The vast majority of those detained at the border from these countries are not gang members, but innocent people fleeing violence. Advocating that we respect norms for the treatment of refugees is not the same as advocating for open borders. Open borders would allow anyone to come, for any reason. Granting protection to people fleeing violence lets in those who have a genuine fear for their safety and is consistent with long-held American values. It is also consistent with border security.

Studies show that tougher border policies are unlikely to stop the flow of desperate people fleeing for their lives. Instead, it drives them into the arms of traffickers, increasing the power of organized criminal groups and decreasing the U.S. government’s ability to manage the flow of people. This makes us less safe, not more.

Previous waves of refugees help build the U.S, and not because they had college degrees. They made the country great because they possessed the courage to conquer unimaginable odds to provide a safe home for their children, the drive to move forward and the gratitude to work toward a better future for the country that offered them safe haven. These are the merits of the tired, the poor, the huddled masses yearning to breathe free; the merits that drove refugees to help create Comcast, Google, Intel, PayPal and WhatsApp along with hundreds of thousands of jobs in America. These are the merits possessed by Central Americans looking to the United States as the bright beacon on the hill.

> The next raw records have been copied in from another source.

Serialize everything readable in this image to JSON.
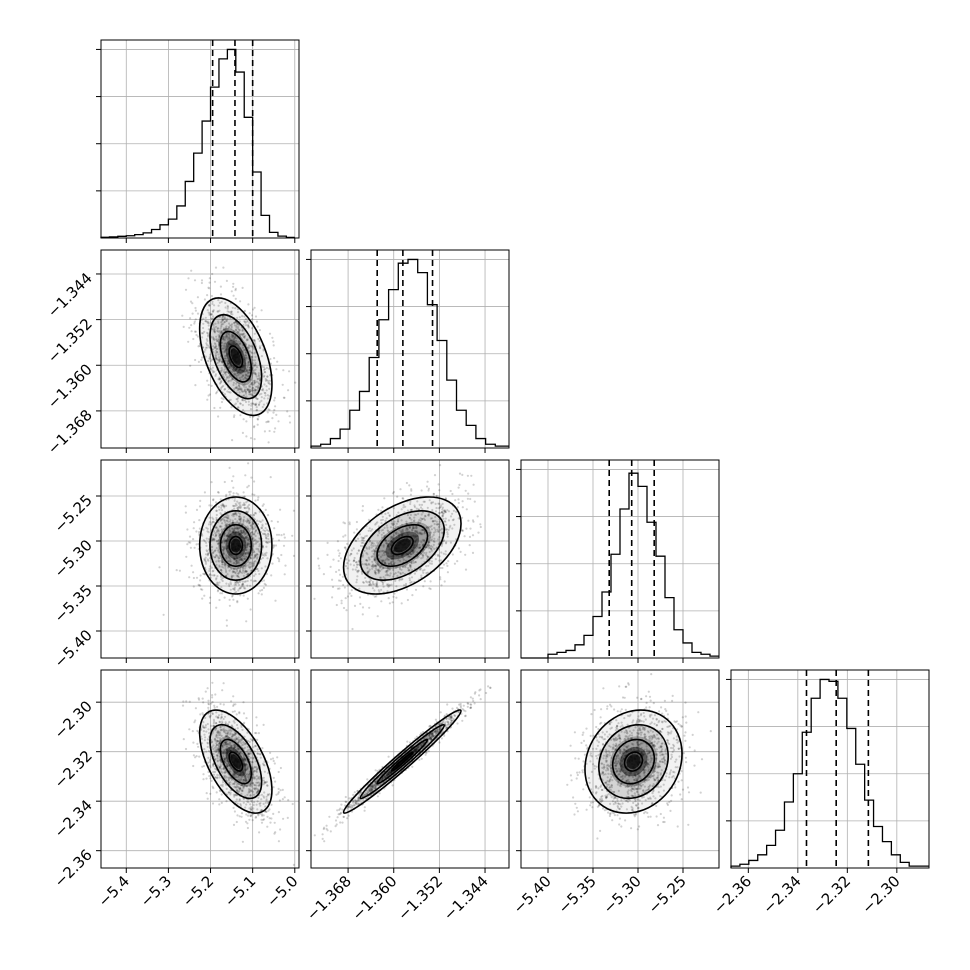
{
  "chart_data": {
    "type": "corner",
    "grid": true,
    "parameters": [
      {
        "ticks": [
          -5.4,
          -5.3,
          -5.2,
          -5.1,
          -5.0
        ],
        "tick_labels": [
          "−5.4",
          "−5.3",
          "−5.2",
          "−5.1",
          "−5.0"
        ],
        "range": [
          -5.46,
          -4.99
        ],
        "mean": -5.14,
        "std": 0.035,
        "quantiles": [
          -5.195,
          -5.142,
          -5.1
        ],
        "hist_bins": [
          -5.46,
          -5.44,
          -5.42,
          -5.4,
          -5.38,
          -5.36,
          -5.34,
          -5.32,
          -5.3,
          -5.28,
          -5.26,
          -5.24,
          -5.22,
          -5.2,
          -5.18,
          -5.16,
          -5.14,
          -5.12,
          -5.1,
          -5.08,
          -5.06,
          -5.04,
          -5.02,
          -5.0
        ],
        "hist_values": [
          0.004,
          0.006,
          0.009,
          0.012,
          0.018,
          0.027,
          0.045,
          0.07,
          0.1,
          0.17,
          0.3,
          0.45,
          0.62,
          0.8,
          0.95,
          1.0,
          0.88,
          0.64,
          0.35,
          0.12,
          0.03,
          0.01,
          0.003
        ]
      },
      {
        "ticks": [
          -1.368,
          -1.36,
          -1.352,
          -1.344
        ],
        "tick_labels": [
          "−1.368",
          "−1.360",
          "−1.352",
          "−1.344"
        ],
        "range": [
          -1.3745,
          -1.3398
        ],
        "mean": -1.3585,
        "std": 0.0042,
        "quantiles": [
          -1.3629,
          -1.3584,
          -1.3532
        ],
        "hist_bins": [
          -1.3745,
          -1.3728,
          -1.3711,
          -1.3694,
          -1.3677,
          -1.366,
          -1.3643,
          -1.3626,
          -1.3609,
          -1.3592,
          -1.3575,
          -1.3558,
          -1.3541,
          -1.3524,
          -1.3507,
          -1.349,
          -1.3473,
          -1.3456,
          -1.3439,
          -1.3422,
          -1.3405,
          -1.3398
        ],
        "hist_values": [
          0.01,
          0.02,
          0.05,
          0.1,
          0.2,
          0.3,
          0.48,
          0.68,
          0.84,
          0.98,
          1.0,
          0.93,
          0.76,
          0.57,
          0.36,
          0.2,
          0.12,
          0.05,
          0.02,
          0.01,
          0.01
        ]
      },
      {
        "ticks": [
          -5.4,
          -5.35,
          -5.3,
          -5.25
        ],
        "tick_labels": [
          "−5.40",
          "−5.35",
          "−5.30",
          "−5.25"
        ],
        "range": [
          -5.43,
          -5.21
        ],
        "mean": -5.305,
        "std": 0.022,
        "quantiles": [
          -5.332,
          -5.307,
          -5.282
        ],
        "hist_bins": [
          -5.43,
          -5.42,
          -5.41,
          -5.4,
          -5.39,
          -5.38,
          -5.37,
          -5.36,
          -5.35,
          -5.34,
          -5.33,
          -5.32,
          -5.31,
          -5.3,
          -5.29,
          -5.28,
          -5.27,
          -5.26,
          -5.25,
          -5.24,
          -5.23,
          -5.22,
          -5.21
        ],
        "hist_values": [
          0.0,
          0.0,
          0.0,
          0.02,
          0.03,
          0.04,
          0.07,
          0.12,
          0.22,
          0.35,
          0.55,
          0.79,
          0.98,
          0.91,
          0.72,
          0.54,
          0.32,
          0.15,
          0.08,
          0.03,
          0.02,
          0.01
        ]
      },
      {
        "ticks": [
          -2.36,
          -2.34,
          -2.32,
          -2.3
        ],
        "tick_labels": [
          "−2.36",
          "−2.34",
          "−2.32",
          "−2.30"
        ],
        "range": [
          -2.367,
          -2.287
        ],
        "mean": -2.324,
        "std": 0.0085,
        "quantiles": [
          -2.3365,
          -2.3245,
          -2.3115
        ],
        "hist_bins": [
          -2.367,
          -2.3634,
          -2.3598,
          -2.3562,
          -2.3526,
          -2.349,
          -2.3454,
          -2.3418,
          -2.3382,
          -2.3346,
          -2.331,
          -2.3274,
          -2.3238,
          -2.3202,
          -2.3166,
          -2.313,
          -2.3094,
          -2.3058,
          -2.3022,
          -2.2986,
          -2.295,
          -2.2914,
          -2.287
        ],
        "hist_values": [
          0.01,
          0.02,
          0.04,
          0.07,
          0.12,
          0.2,
          0.35,
          0.5,
          0.72,
          0.9,
          1.0,
          0.99,
          0.9,
          0.74,
          0.55,
          0.36,
          0.22,
          0.14,
          0.07,
          0.03,
          0.01,
          0.01
        ]
      }
    ],
    "correlations": [
      [
        1.0,
        -0.48,
        0.0,
        -0.55
      ],
      [
        -0.48,
        1.0,
        0.45,
        0.98
      ],
      [
        0.0,
        0.45,
        1.0,
        0.15
      ],
      [
        -0.55,
        0.98,
        0.15,
        1.0
      ]
    ],
    "hist_ylim": [
      0,
      1.05
    ]
  }
}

Some policymakers argue it is a security threat to accept people from violent countries. All refugees come from countries with security concerns. That is why they flee. Proper vetting at the border can minimize risks while allowing people a path to safety that can lead to immense payoffs for America’s future.

Security was the excuse for not admitting those fleeing Germany before and during World War II. A more compassionate approach to today’s asylum-seekers is consistent with American values and interests.

Sarah Bermeo is associate professor of public policy and political science at Duke University, and author of "Targeted Development" (Oxford, 2018).